I'm not a huge fanatic believer in it, but I don't think nothing is going on. Maybe it's natural, maybe it's we humans and our craploads of pollution, maybe it's both (which is what I think).

I also dislike Al Gore and his biased film especially because he is a huge hypocrite--I mean come ON, who makes a stupid CONCERT for "global warming awareness" (if you have a TV I'm pretty darn sure you've heard a bit about global warming) which has each band have their own PRIVATE JET and then not to mention all the bloody lights they're using. But that's another story.

Global warming: I don't care whether you believe in it or not, it doesn't MATTER.
People should know "hey, this atmosphere sucks, obviously dumping carbon dioxide in the air can't be good for animal life forms including us, maybe we should find a more efficient way of doing things!"

Have you ever gone to one of those places that don't have any suburbs at all, like it's citycitycity, some small towns and then there's just nothing? It's so weird, one hour you're turning up your air conditioning in your car so you don't have to inhale all that crap and the next you can actually see the sky.


Weird thing is, there's this big ugly cloud of smog over parts of India and China that kills over 100,000 people a year, but if it went away right now then the entire global temperature would raise about 2 degrees, which doesn't sound like a big deal but it really is.
We should send some sort of super-light-reflecting particles into space to start revolving around our planet, or somehow make an artificial ring that revolves around Earth in a way so that the ring actually shifts around, so maybe if that ugly smog cloud was gotten rid of we wouldn't worry about temperatures rising much.

I just wish people would shut up about global warming and stop arguing and start finding more ways to recycle more things, how to keep our air and water clean and the ecosystem intact in the best way possible.

On that note, we should genetically engineer some super-garbage-devouring bacteria and send the little buggers off to the land fills in massive quantities to eat everything. And we should get rid of all the cows, because even though I love steak just as much as the next meat-eating human, those things fart too much and produce too much freaking methane. They can go. (Don't worry about your fast food hamburger crap either, only about 2% of that stuff is real, so no loss there).

Either that, or we go get Chuck Norris and have him roundhouse kick Earth a couple miles away from the sun.

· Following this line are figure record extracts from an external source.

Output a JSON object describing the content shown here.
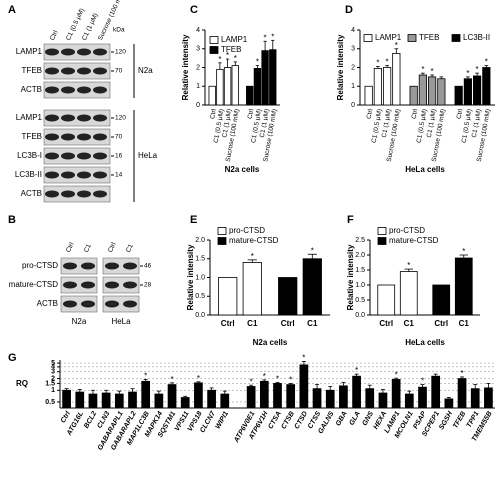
{
  "blots": [
    {
      "label": "A",
      "unit": "kDa",
      "lanes": [
        "Ctrl",
        "C1 (0.5 μM)",
        "C1 (1 μM)",
        "Sucrose (100 mM)"
      ],
      "groups": [
        {
          "name": "N2a",
          "rows": [
            {
              "protein": "LAMP1",
              "kda": 120
            },
            {
              "protein": "TFEB",
              "kda": 70
            },
            {
              "protein": "ACTB",
              "kda": null
            }
          ]
        },
        {
          "name": "HeLa",
          "rows": [
            {
              "protein": "LAMP1",
              "kda": 120
            },
            {
              "protein": "TFEB",
              "kda": 70
            },
            {
              "protein": "LC3B-I",
              "kda": 16
            },
            {
              "protein": "LC3B-II",
              "kda": 14
            },
            {
              "protein": "ACTB",
              "kda": null
            }
          ]
        }
      ]
    },
    {
      "label": "B",
      "groups": [
        {
          "name": "N2a",
          "lanes": [
            "Ctrl",
            "C1"
          ]
        },
        {
          "name": "HeLa",
          "lanes": [
            "Ctrl",
            "C1"
          ]
        }
      ],
      "rows": [
        {
          "protein": "pro-CTSD",
          "kda": 46
        },
        {
          "protein": "mature-CTSD",
          "kda": 28
        },
        {
          "protein": "ACTB",
          "kda": null
        }
      ]
    }
  ],
  "chart_data": [
    {
      "type": "bar",
      "label": "C",
      "ylabel": "Relative intensity",
      "xlabel": "N2a cells",
      "categories": [
        "Ctrl",
        "C1 (0.5 μM)",
        "C1 (1 μM)",
        "Sucrose (100 mM)"
      ],
      "series": [
        {
          "name": "LAMP1",
          "color": "#ffffff",
          "values": [
            1,
            1.9,
            2.0,
            2.1
          ],
          "errors": [
            null,
            0.35,
            0.45,
            0.2
          ],
          "stars": [
            null,
            "*",
            "*",
            "*"
          ]
        },
        {
          "name": "TFEB",
          "color": "#000000",
          "values": [
            1,
            1.95,
            2.9,
            2.95
          ],
          "errors": [
            null,
            0.15,
            0.5,
            0.5
          ],
          "stars": [
            null,
            "*",
            "*",
            "*"
          ]
        }
      ],
      "ylim": [
        0,
        4
      ],
      "yticks": [
        0,
        1,
        2,
        3,
        4
      ]
    },
    {
      "type": "bar",
      "label": "D",
      "ylabel": "Relative intensity",
      "xlabel": "HeLa cells",
      "categories": [
        "Ctrl",
        "C1 (0.5 μM)",
        "C1 (1 μM)",
        "Sucrose (100 mM)"
      ],
      "series": [
        {
          "name": "LAMP1",
          "color": "#ffffff",
          "values": [
            1,
            1.95,
            2.0,
            2.75
          ],
          "errors": [
            null,
            0.1,
            0.1,
            0.25
          ],
          "stars": [
            null,
            "*",
            "*",
            "*"
          ]
        },
        {
          "name": "TFEB",
          "color": "#999999",
          "values": [
            1,
            1.6,
            1.5,
            1.4
          ],
          "errors": [
            null,
            0.1,
            0.1,
            0.1
          ],
          "stars": [
            null,
            "*",
            "*",
            null
          ]
        },
        {
          "name": "LC3B-II",
          "color": "#000000",
          "values": [
            1,
            1.4,
            1.55,
            2.0
          ],
          "errors": [
            null,
            0.1,
            0.15,
            0.1
          ],
          "stars": [
            null,
            "*",
            "*",
            "*"
          ]
        }
      ],
      "ylim": [
        0,
        4
      ],
      "yticks": [
        0,
        1,
        2,
        3,
        4
      ]
    },
    {
      "type": "bar",
      "label": "E",
      "ylabel": "Relative intensity",
      "xlabel": "N2a cells",
      "categories": [
        "Ctrl",
        "C1"
      ],
      "series": [
        {
          "name": "pro-CTSD",
          "color": "#ffffff",
          "values": [
            1,
            1.4
          ],
          "errors": [
            null,
            0.07
          ],
          "stars": [
            null,
            "*"
          ]
        },
        {
          "name": "mature-CTSD",
          "color": "#000000",
          "values": [
            1,
            1.5
          ],
          "errors": [
            null,
            0.12
          ],
          "stars": [
            null,
            "*"
          ]
        }
      ],
      "ylim": [
        0,
        2
      ],
      "yticks": [
        {
          "value": 0,
          "label": "0.0"
        },
        {
          "value": 0.5,
          "label": "0.5"
        },
        {
          "value": 1,
          "label": "1.0"
        },
        {
          "value": 1.5,
          "label": "1.5"
        },
        {
          "value": 2,
          "label": "2.0"
        }
      ]
    },
    {
      "type": "bar",
      "label": "F",
      "ylabel": "Relative intensity",
      "xlabel": "HeLa cells",
      "categories": [
        "Ctrl",
        "C1"
      ],
      "series": [
        {
          "name": "pro-CTSD",
          "color": "#ffffff",
          "values": [
            1,
            1.45
          ],
          "errors": [
            null,
            0.08
          ],
          "stars": [
            null,
            "*"
          ]
        },
        {
          "name": "mature-CTSD",
          "color": "#000000",
          "values": [
            1,
            1.9
          ],
          "errors": [
            null,
            0.1
          ],
          "stars": [
            null,
            "*"
          ]
        }
      ],
      "ylim": [
        0,
        2.5
      ],
      "yticks": [
        {
          "value": 0,
          "label": "0.0"
        },
        {
          "value": 0.5,
          "label": "0.5"
        },
        {
          "value": 1,
          "label": "1.0"
        },
        {
          "value": 1.5,
          "label": "1.5"
        },
        {
          "value": 2,
          "label": "2.0"
        },
        {
          "value": 2.5,
          "label": "2.5"
        }
      ]
    },
    {
      "type": "bar",
      "label": "G",
      "ylabel": "RQ",
      "log": true,
      "grid": true,
      "categories": [
        "Ctrl",
        "ATG16L",
        "BCL2",
        "CLN3",
        "GABARAPL1",
        "GABARAPL2",
        "MAP1LC3B",
        "MAPK14",
        "SQSTM1",
        "VPS11",
        "VPS18",
        "CLCN7",
        "WIPI1",
        null,
        "ATP6V0E1",
        "ATP6V1H",
        "CTSA",
        "CTSB",
        "CTSD",
        "CTSS",
        "GALNS",
        "GBA",
        "GLA",
        "GNS",
        "HEXA",
        "LAMP1",
        "MCOLN1",
        "PSAP",
        "SCPEP1",
        "SGSH",
        "TFEB",
        "TPP1",
        "TMEM55B"
      ],
      "series": [
        {
          "color": "#000000",
          "values": [
            1,
            0.9,
            0.8,
            0.85,
            0.8,
            0.9,
            1.7,
            0.8,
            1.4,
            0.65,
            1.55,
            1.0,
            0.8,
            null,
            1.25,
            1.7,
            1.5,
            1.4,
            4.5,
            1.1,
            1.0,
            1.3,
            2.3,
            1.1,
            0.85,
            1.9,
            0.8,
            1.2,
            2.3,
            0.6,
            2.0,
            1.1,
            1.15
          ],
          "errors": [
            0.1,
            0.15,
            0.2,
            0.15,
            0.15,
            0.2,
            0.2,
            0.15,
            0.15,
            0.05,
            0.1,
            0.15,
            0.15,
            null,
            0.1,
            0.15,
            0.1,
            0.1,
            1.0,
            0.3,
            0.25,
            0.3,
            0.3,
            0.25,
            0.2,
            0.15,
            0.15,
            0.2,
            0.3,
            0.05,
            0.2,
            0.3,
            0.35
          ],
          "stars": [
            null,
            null,
            null,
            null,
            null,
            null,
            "*",
            null,
            "*",
            null,
            "*",
            null,
            null,
            null,
            "*",
            "*",
            "*",
            "*",
            "*",
            null,
            null,
            null,
            "*",
            null,
            null,
            "*",
            null,
            "*",
            null,
            null,
            "*",
            null,
            null
          ]
        }
      ],
      "ylim": [
        0.35,
        6
      ],
      "yticks": [
        0.5,
        1,
        1.5,
        2,
        3,
        4,
        5
      ]
    }
  ]
}
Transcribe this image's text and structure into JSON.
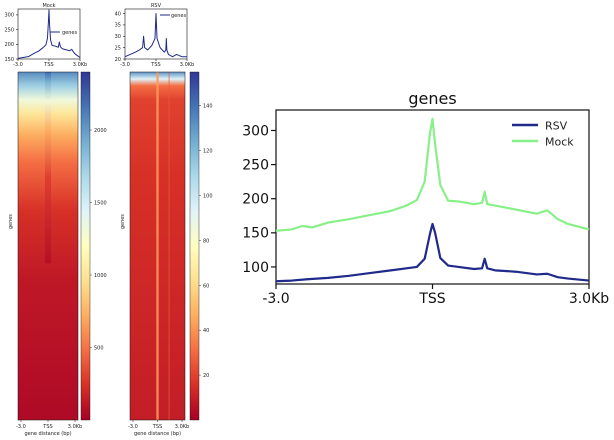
{
  "chart_data": [
    {
      "type": "line",
      "title": "Mock",
      "ylim": [
        150,
        320
      ],
      "yticks": [
        "300",
        "250",
        "200",
        "150"
      ],
      "xticks": [
        "-3.0",
        "TSS",
        "3.0Kb"
      ],
      "series": [
        {
          "name": "genes",
          "x": [
            -3.0,
            -2.0,
            -1.5,
            -1.0,
            -0.6,
            -0.3,
            -0.15,
            -0.05,
            0.0,
            0.05,
            0.15,
            0.3,
            0.6,
            0.9,
            1.0,
            1.1,
            1.2,
            1.3,
            1.6,
            2.0,
            2.2,
            2.4,
            2.6,
            3.0
          ],
          "y": [
            152,
            158,
            168,
            177,
            188,
            198,
            220,
            280,
            317,
            270,
            215,
            196,
            194,
            190,
            208,
            192,
            188,
            185,
            182,
            178,
            183,
            172,
            165,
            155
          ]
        }
      ],
      "color": "#1f2a8a"
    },
    {
      "type": "line",
      "title": "RSV",
      "ylim": [
        20,
        42
      ],
      "yticks": [
        "40",
        "35",
        "30",
        "25",
        "20"
      ],
      "xticks": [
        "-3.0",
        "TSS",
        "3.0Kb"
      ],
      "series": [
        {
          "name": "genes",
          "x": [
            -3.0,
            -2.5,
            -2.0,
            -1.6,
            -1.3,
            -1.2,
            -1.1,
            -0.8,
            -0.4,
            -0.1,
            0.0,
            0.1,
            0.4,
            0.8,
            0.95,
            1.0,
            1.05,
            1.2,
            1.6,
            2.0,
            2.5,
            3.0
          ],
          "y": [
            21,
            22,
            23,
            24,
            25,
            30,
            25,
            24,
            26,
            29,
            40,
            29,
            25,
            23,
            24,
            29,
            24,
            22,
            21,
            22,
            21,
            21
          ]
        }
      ],
      "color": "#1f2a8a"
    },
    {
      "type": "heatmap",
      "title": "",
      "xlabel": "gene distance (bp)",
      "ylabel": "genes",
      "xticks": [
        "-3.0",
        "TSS",
        "3.0Kb"
      ],
      "colorbar_ticks": [
        "2000",
        "1500",
        "1000",
        "500"
      ],
      "colorbar_range": [
        0,
        2400
      ],
      "colormap": "RdYlBu_r"
    },
    {
      "type": "heatmap",
      "title": "",
      "xlabel": "gene distance (bp)",
      "ylabel": "genes",
      "xticks": [
        "-3.0",
        "TSS",
        "3.0Kb"
      ],
      "colorbar_ticks": [
        "140",
        "120",
        "100",
        "80",
        "60",
        "40",
        "20"
      ],
      "colorbar_range": [
        0,
        155
      ],
      "colormap": "RdYlBu_r"
    },
    {
      "type": "line",
      "title": "genes",
      "ylim": [
        75,
        330
      ],
      "yticks": [
        "300",
        "250",
        "200",
        "150",
        "100"
      ],
      "xticks": [
        "-3.0",
        "TSS",
        "3.0Kb"
      ],
      "legend_position": "top-right",
      "series": [
        {
          "name": "RSV",
          "color": "#1f2a8a",
          "x": [
            -3.0,
            -2.7,
            -2.4,
            -2.0,
            -1.6,
            -1.2,
            -0.8,
            -0.5,
            -0.3,
            -0.15,
            -0.05,
            0.0,
            0.05,
            0.15,
            0.3,
            0.5,
            0.8,
            0.95,
            1.0,
            1.05,
            1.2,
            1.6,
            2.0,
            2.2,
            2.4,
            2.6,
            3.0
          ],
          "y": [
            79,
            80,
            82,
            84,
            87,
            91,
            95,
            98,
            100,
            112,
            148,
            163,
            150,
            113,
            102,
            100,
            97,
            98,
            112,
            98,
            95,
            93,
            89,
            90,
            85,
            83,
            80
          ]
        },
        {
          "name": "Mock",
          "color": "#88f088",
          "x": [
            -3.0,
            -2.7,
            -2.5,
            -2.3,
            -2.0,
            -1.6,
            -1.2,
            -0.8,
            -0.5,
            -0.3,
            -0.15,
            -0.05,
            0.0,
            0.05,
            0.15,
            0.3,
            0.5,
            0.8,
            0.95,
            1.0,
            1.05,
            1.2,
            1.6,
            2.0,
            2.2,
            2.4,
            2.6,
            3.0
          ],
          "y": [
            153,
            155,
            160,
            158,
            165,
            170,
            176,
            182,
            190,
            198,
            225,
            295,
            317,
            280,
            220,
            197,
            196,
            192,
            194,
            210,
            192,
            190,
            184,
            178,
            183,
            170,
            163,
            155
          ]
        }
      ]
    }
  ]
}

Edit: harumph harumph evidently we are supposed to do an overview of the past 2 weeks or something..?
Yeah nothing interesting happening over here. I went to see the school play of Grease. Funny when the dude got pantsed and his boxers fell down too ahahahhaaha. Luckily he was wearing boxers under those boxers. Oh man and good thing too. Made me crack up. Poor dude.
Nah I can't think of anything else. I don't lead a very exciting or dynamic life and I'm a pretty uninteresting person myself so let's leave that at that.

1 comment:

Anonymous said...

those are some interesting points you bring up about Al Gore. Personally, I'm pretty ok with his video (if we ignore his hypocrisy) because it works to educate America about rising temperatures. That way, whether or not someone thinks it's our fault, they might recognize that there is something we can do about it.